At three, Abigail is full of agenda and opinions, just like her parents. (“I need to…” and “I have to…” are frequently deployed counter-arguments to explain why her actions run counter to our instructions.) Last year she evolved her speech to form sentences so this is now the year of the paragraph: mini-discussions on how she’s feeling, how you’re feeling and what’s happening in the lives of her favorite stuffed animals and TV shows. Speaking of, where last year was Abigail’s Daniel Tiger phase, this year it’s all about Doc McStuffins. Thanks to a gift of a doctor bag just like Doc’s there is not a day that goes by without me, Erin, her grandparents, her aunt or anyone else in her vicinity getting a check-up. (“Breathe in, please! Now breathe out. Sounds good!”)
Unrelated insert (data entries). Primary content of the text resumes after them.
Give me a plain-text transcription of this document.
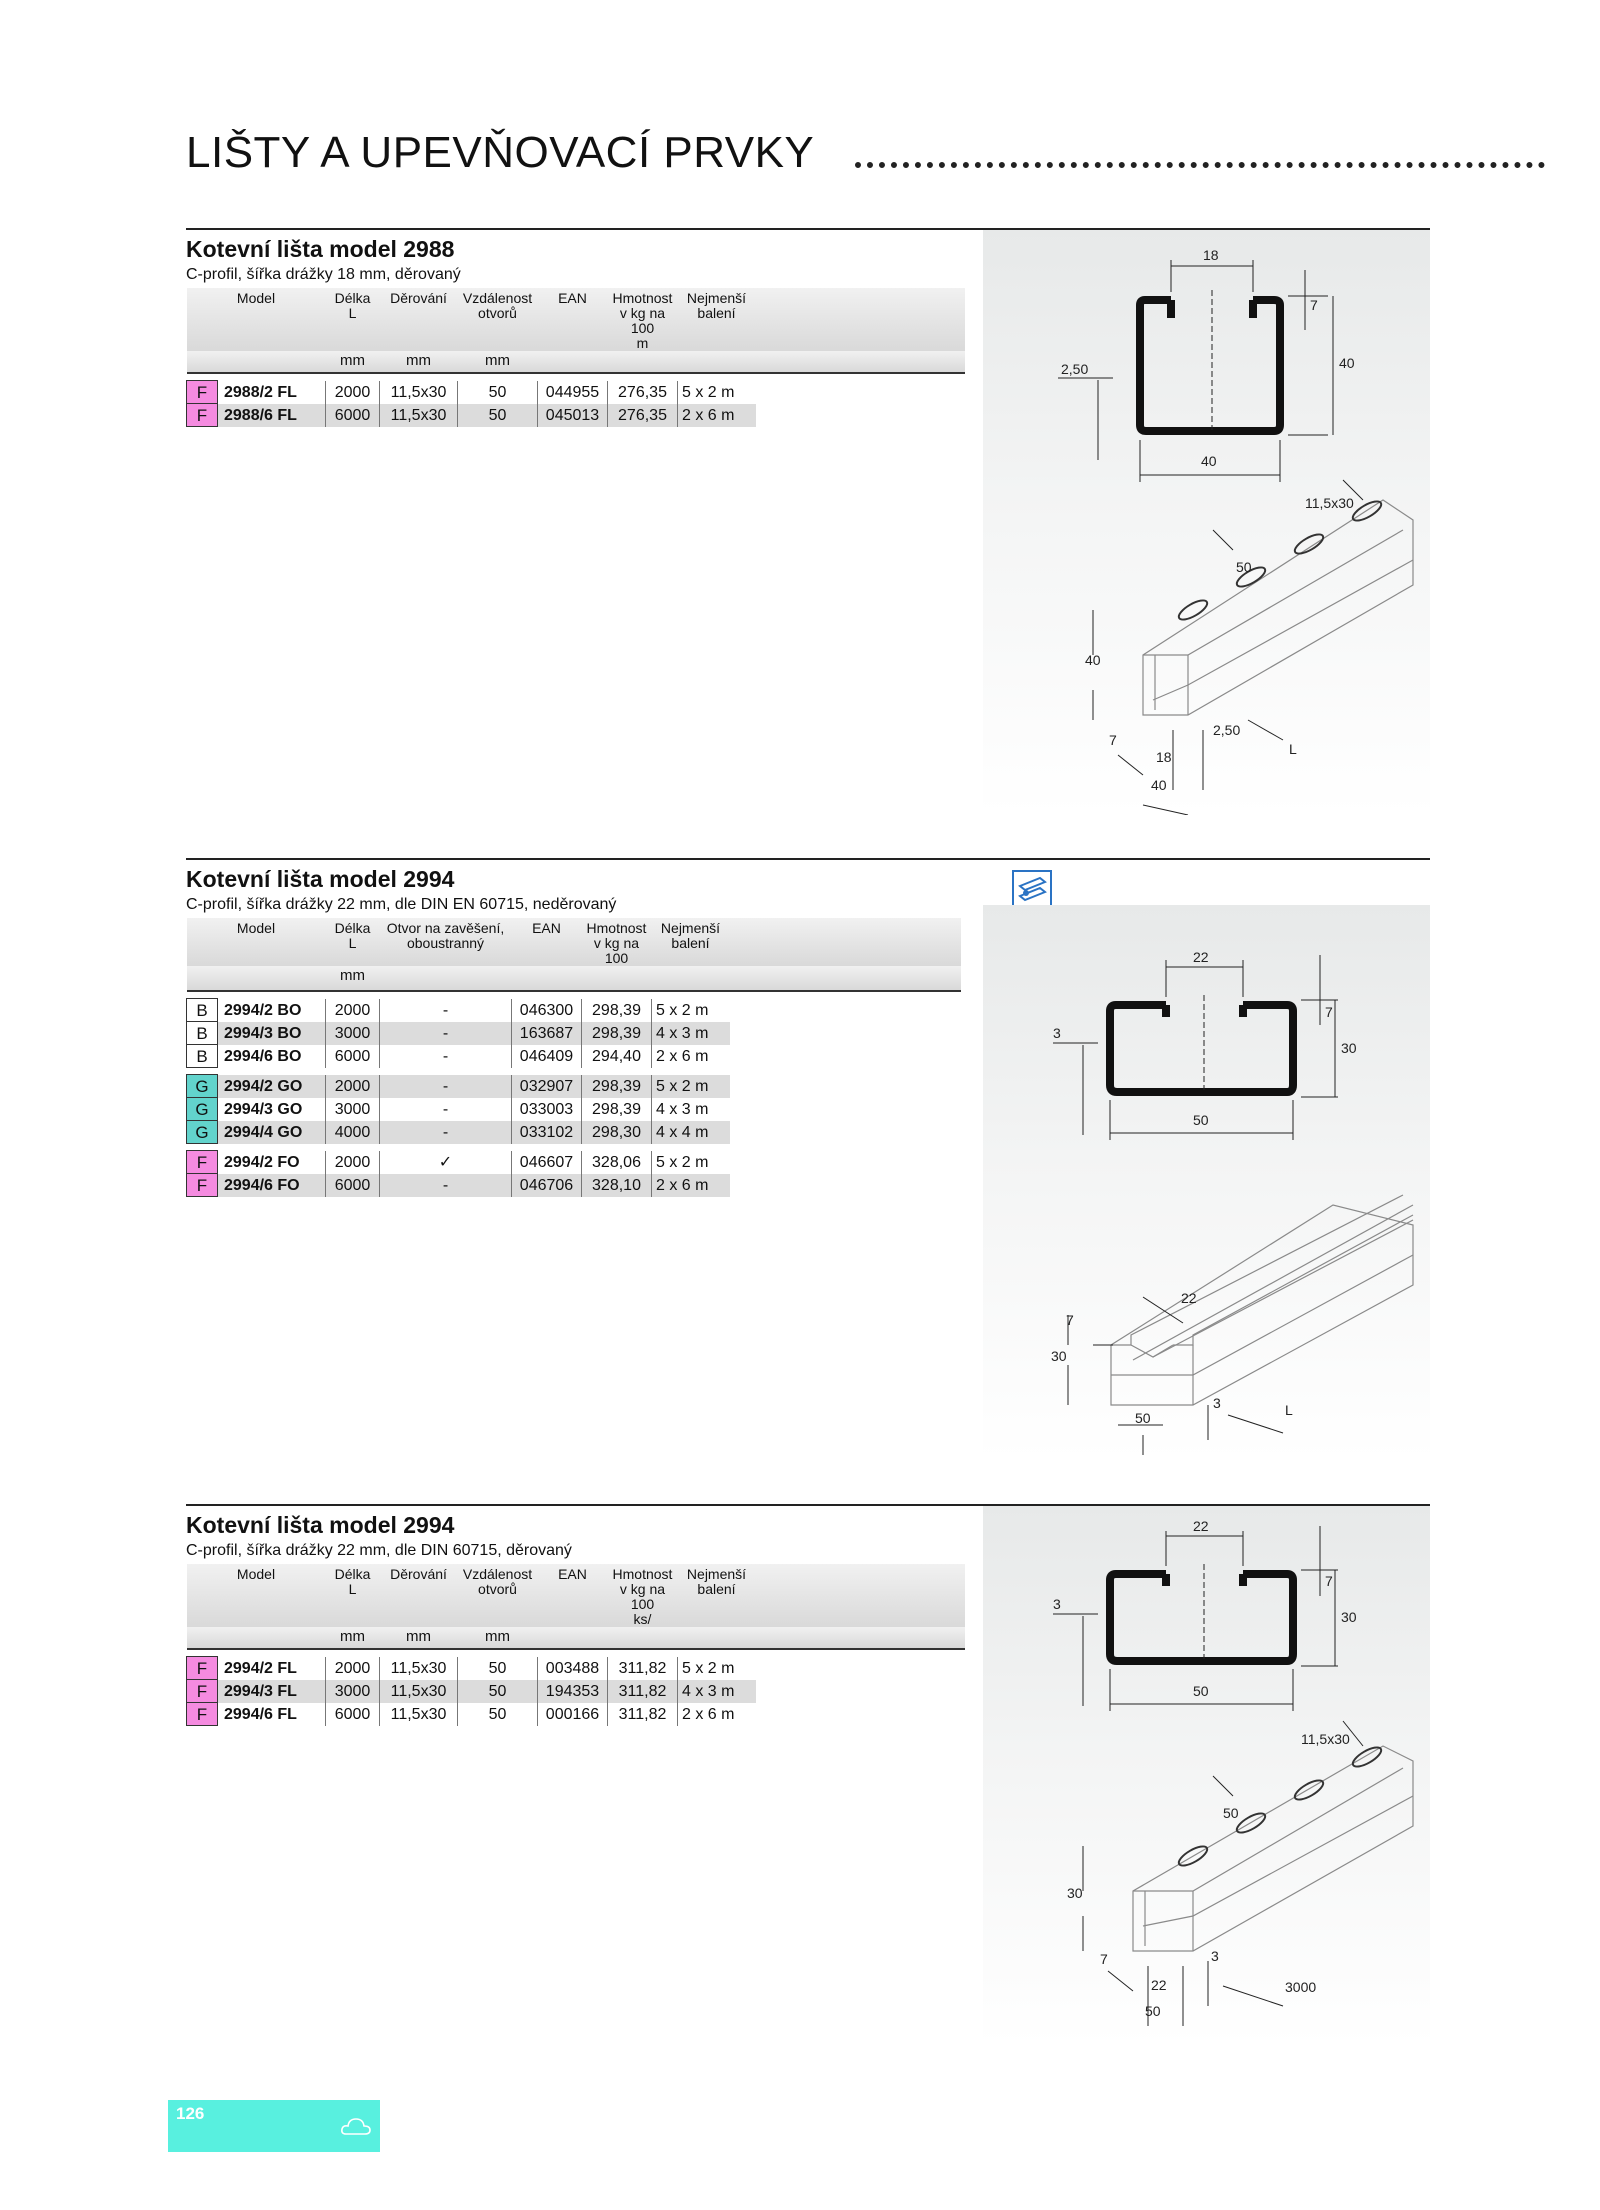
LIŠTY A UPEVŇOVACÍ PRVKY
Kotevní lišta model 2988
C-profil, šířka drážky 18 mm, děrovaný
Model		Délka
L	Děrování	Vzdálenost
otvorů	EAN	Hmotnost
v kg na
100
m	Nejmenší
balení	
		mm	mm	mm				

F	2988/2 FL	2000	11,5x30	50	044955	276,35	5 x 2 m	
F	2988/6 FL	6000	11,5x30	50	045013	276,35	2 x 6 m	
18
7
40
2,50
40
11,5x30
50
40
7
18
40
2,50
L
Kotevní lišta model 2994
C-profil, šířka drážky 22 mm, dle DIN EN 60715, neděrovaný
Model		Délka
L	Otvor na zavěšení,
oboustranný	EAN	Hmotnost
v kg na
100	Nejmenší
balení	
		mm					

B	2994/2 BO	2000	-	046300	298,39	5 x 2 m	
B	2994/3 BO	3000	-	163687	298,39	4 x 3 m	
B	2994/6 BO	6000	-	046409	294,40	2 x 6 m	

G	2994/2 GO	2000	-	032907	298,39	5 x 2 m	
G	2994/3 GO	3000	-	033003	298,39	4 x 3 m	
G	2994/4 GO	4000	-	033102	298,30	4 x 4 m	

F	2994/2 FO	2000	✓	046607	328,06	5 x 2 m	
F	2994/6 FO	6000	-	046706	328,10	2 x 6 m	
22
7
30
3
50
22
7
30
50
3	L
Kotevní lišta model 2994
C-profil, šířka drážky 22 mm, dle DIN 60715, děrovaný
Model		Délka
L	Děrování	Vzdálenost
otvorů	EAN	Hmotnost
v kg na
100
ks/	Nejmenší
balení	
		mm	mm	mm				

F	2994/2 FL	2000	11,5x30	50	003488	311,82	5 x 2 m	
F	2994/3 FL	3000	11,5x30	50	194353	311,82	4 x 3 m	
F	2994/6 FL	6000	11,5x30	50	000166	311,82	2 x 6 m	
22
7
30
3
50
11,5x30
50
30
7
22
50
3
3000
126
At thirty-nine – dear God – check-ups have become more a part of my daily life. Not just the fictional variety but the medical, mental and chronological versions, too. I’m worried about things like high blood pressure and getting enough sleep. And I’m trying to make time for things that make me a more informed, well-rounded and thoughtful person so Abigail sees she has a dad who reads and listens to interesting things and doesn’t spend all his time checking his phone.
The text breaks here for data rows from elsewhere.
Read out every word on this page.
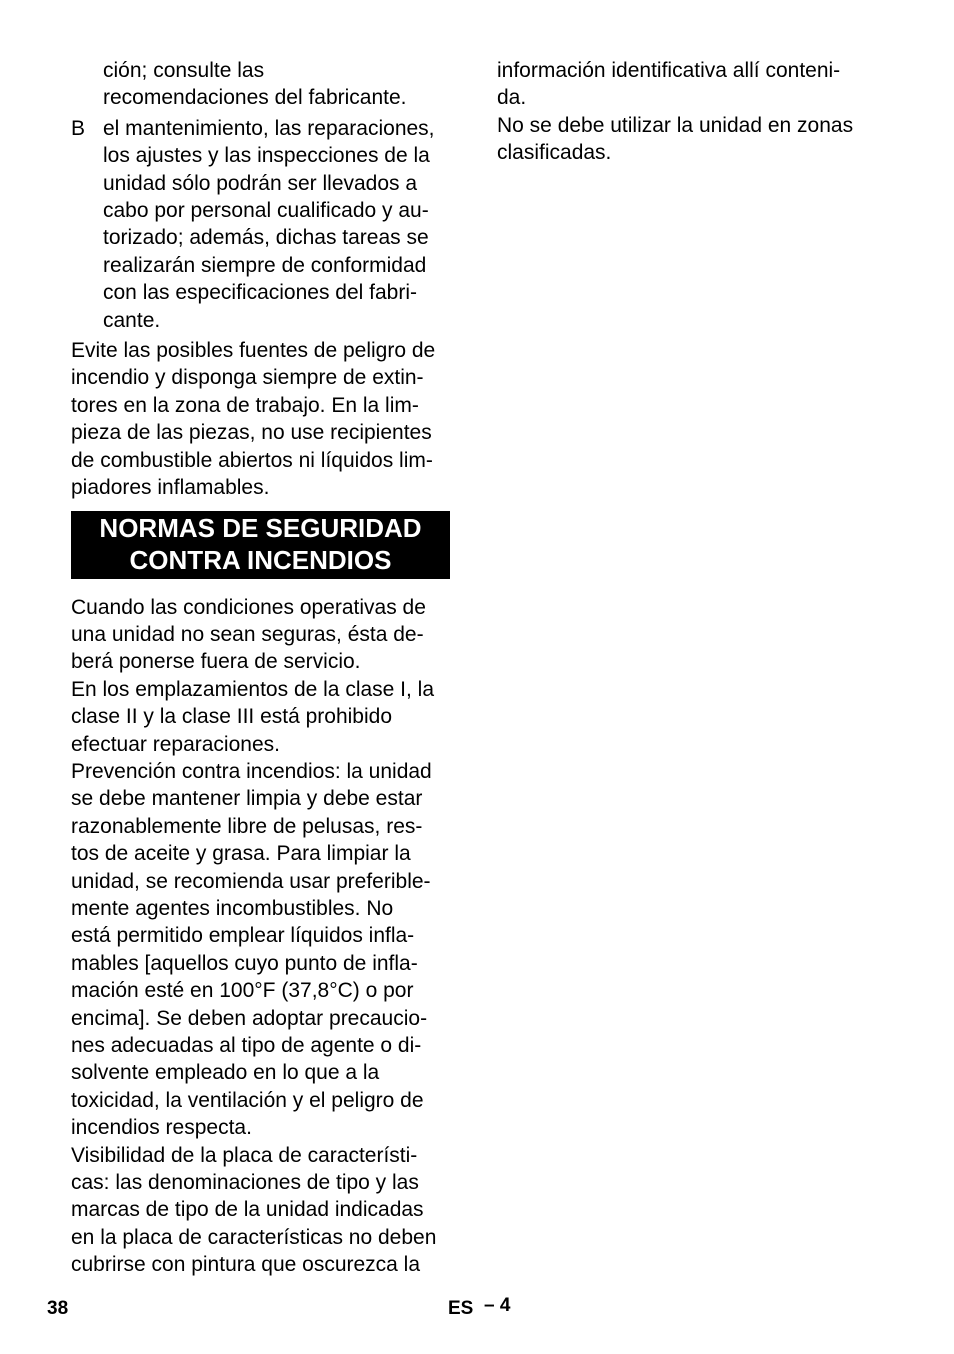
ción; consulte las
recomendaciones del fabricante.
B el mantenimiento, las reparaciones,
los ajustes y las inspecciones de la
unidad sólo podrán ser llevados a
cabo por personal cualificado y au-
torizado; además, dichas tareas se
realizarán siempre de conformidad
con las especificaciones del fabri-
cante.
Evite las posibles fuentes de peligro de
incendio y disponga siempre de extin-
tores en la zona de trabajo. En la lim-
pieza de las piezas, no use recipientes
de combustible abiertos ni líquidos lim-
piadores inflamables.
NORMAS DE SEGURIDAD
CONTRA INCENDIOS
Cuando las condiciones operativas de
una unidad no sean seguras, ésta de-
berá ponerse fuera de servicio.
En los emplazamientos de la clase I, la
clase II y la clase III está prohibido
efectuar reparaciones.
Prevención contra incendios: la unidad
se debe mantener limpia y debe estar
razonablemente libre de pelusas, res-
tos de aceite y grasa. Para limpiar la
unidad, se recomienda usar preferible-
mente agentes incombustibles. No
está permitido emplear líquidos infla-
mables [aquellos cuyo punto de infla-
mación esté en 100°F (37,8°C) o por
encima]. Se deben adoptar precaucio-
nes adecuadas al tipo de agente o di-
solvente empleado en lo que a la
toxicidad, la ventilación y el peligro de
incendios respecta.
Visibilidad de la placa de característi-
cas: las denominaciones de tipo y las
marcas de tipo de la unidad indicadas
en la placa de características no deben
cubrirse con pintura que oscurezca la
información identificativa allí conteni-
da.
No se debe utilizar la unidad en zonas
clasificadas.
38	ES – 4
To that end, I’m wearing an Up bracelet now and obsessively documenting what I eat (who knew there was so much sodium in everything?) and how much time I spend sleeping and exercising. I’m putting things on my Google Calendar like “reading” and “running” so I’m reminded to do more of that and less listicle consumption. Digital tools are once again making my life worth living, and hopefully longer.

Of course, Abigail does not have any of these concerns. Her life is filled with books and discovery and new words and dispensing freelance medical advice. While not the omnivore she used to be, she’s settled into some favorite foods – cheese sandwiches, blueberries, black beans and couscous. When she’s not read to by me or Erin, she’s trying to sound out words in her books or learning vowel sounds with her reading apps. She got a new ukulele for her birthday from her saint of a nanny. She still loves dancing and music and runs around at every opportunity (“Chase me!“) when we’re not making caves out of pillows.

Her favorite thing to do right now is have “sleepovers” on the stairs. Blankets are retrieved, stuffed animals are acquired and everyone gets “cozy.” Everyone except the adults she’s wrangled into this situation as no grown human being is able to contort his or herself into a sleeping position on a set of bungalow stairs.

This was also the year Abigail started to figure out the world’s subtle differences. When she was very young, Erin and I thought ourselves geniuses because we purchased several of the small Pooh Bear security blankets Abigail sleeps with and carries around with her. If anything happened to one of them, another would be quickly pressed into service. Somewhere along the line, Abigail developed a preference for one over the others – he has a tag that’s worn through in a particular way. This one became known as Real Pooh. There is also Special Pooh which is the very first one she owned and looks a little different than the others. And then there’s Bathtub Pooh who is any Pooh who is not Real Pooh or Special Pooh and is OK for her to play with during bathtime so it’s not soaking wet during bedtime. So now we have the stuffed animal equivalent of the Ben Folds Five: a main guy you can’t do without and a bunch of other guys who fill out the ensemble.

Last year Abigail and I went to the toy store to get her a birthday present. This year we went to the comic book store after a pizza lunch at Pizano’s with Erin. I’ve been slowly introducing Superman into Abigail’s life and she’s been conscious of superheroes for a while. My boss bought her a kids’ book version of Superman’s origin story and we’ve been reading it at bedtime. She can identify most of the members of the Justice League. But when we couldn’t find a comic book with Elmo in it like the first one I got her, she lost interest in the rest of the store. She had an agenda and this wasn’t on it.

I’m glad we’re raising a daughter who has her own sense of what works for her and what doesn’t. Her dad’s still trying to figure it out.